A vocalista sublinhou ainda o papel fundamental do público na energia do espectáculo: “Nós temos uma ligação única com os fãs. Quando sentimos que o público está connosco, que entende aquilo que estamos a transmitir, tudo se torna mais fácil, mesmo nos momentos em que o cansaço aperta.”

Essa ligação será certamente posta à prova no LAV – Lisboa Ao Vivo, onde os JINJER actuam amanhã na sequência de uma breve passagem por cá no Verão passado, durante a qual partilham cartaz com alguns dos maiores nomes da cena pesada mundial. Desta vez, a banda chega a Lisboa durante uma digressão europeia intensa, com concertos marcados por actuações ferozes e um alinhamento que mistura todos os “clássicos” da banda com as novas composições.

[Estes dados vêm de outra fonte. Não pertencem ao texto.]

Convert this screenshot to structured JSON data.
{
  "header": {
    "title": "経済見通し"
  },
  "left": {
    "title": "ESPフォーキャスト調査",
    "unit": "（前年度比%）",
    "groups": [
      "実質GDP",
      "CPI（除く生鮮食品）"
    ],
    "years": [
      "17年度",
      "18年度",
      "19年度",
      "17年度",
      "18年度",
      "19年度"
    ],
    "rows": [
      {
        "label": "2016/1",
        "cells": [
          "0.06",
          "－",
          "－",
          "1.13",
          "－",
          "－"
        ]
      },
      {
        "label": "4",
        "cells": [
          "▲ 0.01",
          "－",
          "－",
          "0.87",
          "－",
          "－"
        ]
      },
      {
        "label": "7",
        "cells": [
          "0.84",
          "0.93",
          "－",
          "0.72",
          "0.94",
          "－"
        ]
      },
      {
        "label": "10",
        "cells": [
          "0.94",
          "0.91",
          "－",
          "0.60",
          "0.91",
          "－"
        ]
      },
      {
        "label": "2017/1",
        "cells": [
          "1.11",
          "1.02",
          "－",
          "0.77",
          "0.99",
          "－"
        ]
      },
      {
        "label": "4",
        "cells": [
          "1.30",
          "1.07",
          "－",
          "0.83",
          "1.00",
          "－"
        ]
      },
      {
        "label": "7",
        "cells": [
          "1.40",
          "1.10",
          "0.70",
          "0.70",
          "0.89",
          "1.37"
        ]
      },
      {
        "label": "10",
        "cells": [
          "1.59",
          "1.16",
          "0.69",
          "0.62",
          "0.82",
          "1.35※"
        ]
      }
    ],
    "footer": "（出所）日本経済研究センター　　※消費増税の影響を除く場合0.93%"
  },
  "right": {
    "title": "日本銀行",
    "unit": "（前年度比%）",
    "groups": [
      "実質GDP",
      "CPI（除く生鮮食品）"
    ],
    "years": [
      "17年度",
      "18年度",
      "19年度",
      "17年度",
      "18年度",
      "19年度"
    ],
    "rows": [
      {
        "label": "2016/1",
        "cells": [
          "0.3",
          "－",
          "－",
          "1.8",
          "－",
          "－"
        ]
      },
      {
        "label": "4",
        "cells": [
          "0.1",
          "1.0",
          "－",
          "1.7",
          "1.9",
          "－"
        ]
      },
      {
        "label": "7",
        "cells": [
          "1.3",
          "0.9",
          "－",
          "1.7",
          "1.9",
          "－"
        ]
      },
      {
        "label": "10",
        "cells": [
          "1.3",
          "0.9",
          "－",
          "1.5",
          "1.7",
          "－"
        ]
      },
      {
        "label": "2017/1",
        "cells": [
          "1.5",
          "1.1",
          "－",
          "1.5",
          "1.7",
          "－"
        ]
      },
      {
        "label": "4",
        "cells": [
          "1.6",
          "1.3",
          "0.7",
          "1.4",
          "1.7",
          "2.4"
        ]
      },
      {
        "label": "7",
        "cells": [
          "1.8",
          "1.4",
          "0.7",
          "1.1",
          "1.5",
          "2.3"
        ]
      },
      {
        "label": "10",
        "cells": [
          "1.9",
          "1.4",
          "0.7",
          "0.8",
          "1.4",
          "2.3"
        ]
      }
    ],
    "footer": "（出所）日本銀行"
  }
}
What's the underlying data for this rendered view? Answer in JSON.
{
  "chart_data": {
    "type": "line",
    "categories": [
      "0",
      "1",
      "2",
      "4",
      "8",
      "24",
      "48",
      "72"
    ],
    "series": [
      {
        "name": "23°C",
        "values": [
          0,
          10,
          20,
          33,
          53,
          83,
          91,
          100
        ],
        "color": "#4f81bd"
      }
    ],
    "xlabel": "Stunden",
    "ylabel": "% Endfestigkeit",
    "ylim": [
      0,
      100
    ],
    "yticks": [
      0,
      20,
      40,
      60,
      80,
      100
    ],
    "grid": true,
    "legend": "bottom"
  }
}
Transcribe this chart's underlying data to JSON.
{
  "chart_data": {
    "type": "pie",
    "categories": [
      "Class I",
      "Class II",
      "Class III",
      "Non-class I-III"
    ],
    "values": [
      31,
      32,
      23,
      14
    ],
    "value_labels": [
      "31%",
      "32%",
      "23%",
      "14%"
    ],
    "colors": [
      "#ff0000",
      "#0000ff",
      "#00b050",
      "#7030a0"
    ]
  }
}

A própria frontwoman dos JINJER admite que “é preciso encontrar o equilíbrio certo, porque nem sempre conseguimos manter aquele nível de brutalidade do início ao fim do concerto”, mas o certo é que o grupo continua a surpreender pela capacidade de entrega total em palco e boa parte desse equilíbrio passa na escolha criteriosa dos temas que compõem o alinhamento. Canções como «Pisces», «Teacher, Teacher!» ou «Vortex» mantêm lugar cativo, mas o novo álbum trouxe à tona outros temas que têm provocado um grande impacto ao vivo, como são os casos de «Overcome» e «The Abyss Gaze».

Ainda assim, um dos aspectos mais destacados da actual digressão dos JINJER tem sido precisamente a sua enorme capacidade de se adaptarem a públicos e contextos muito distintos. Ao partilhar palcos com as BABYMETAL, por exemplo, a banda viu-se perante audiências muito pouco habituadas às sonoridades extremas, mas isso não foi um obstáculo. “Foi uma experiência curiosa e até enriquecedora, na verdade. Há um lado nosso que também gosta de explorar o inesperado, e estas parcerias fazem-nos crescer muito como músicos e como pessoas”, explicou Tatiana.

É precisamente esse espírito aberto e combativo que a banda promete trazer ao palco do LAV – Lisboa Ao Vivo, num espectáculo que poderá muito bem revelar novos contornos do seu som e da sua performance. Além da componente musical, os JINJER trazem consigo uma forte mensagem de resistência e resiliência, ainda mais significativa tendo em conta as origens da banda e o contexto difícil que a Ucrânia atravessa actualmente.

Desde o início do conflito no seu país, os músicos têm usado a sua arte como forma de sensibilização e de apoio ao seu povo essa dimensão emocional e política acaba por tornar cada actuação um momento de comunhão, algo que, certamente, se fará sentir também em Lisboa. “Há sempre um peso emocional quando subimos ao palco. Cada concerto é uma oportunidade de dizer ao mundo que continuamos aqui, que continuamos vivos e a lutar”, sublinhou Tatiana.

O concerto dos JINJER no LAV – Lisboa ao Vivo, que conta ainda com os TEXTURES e UNPROCESSED, na primeira parte, já está completamente esgotado.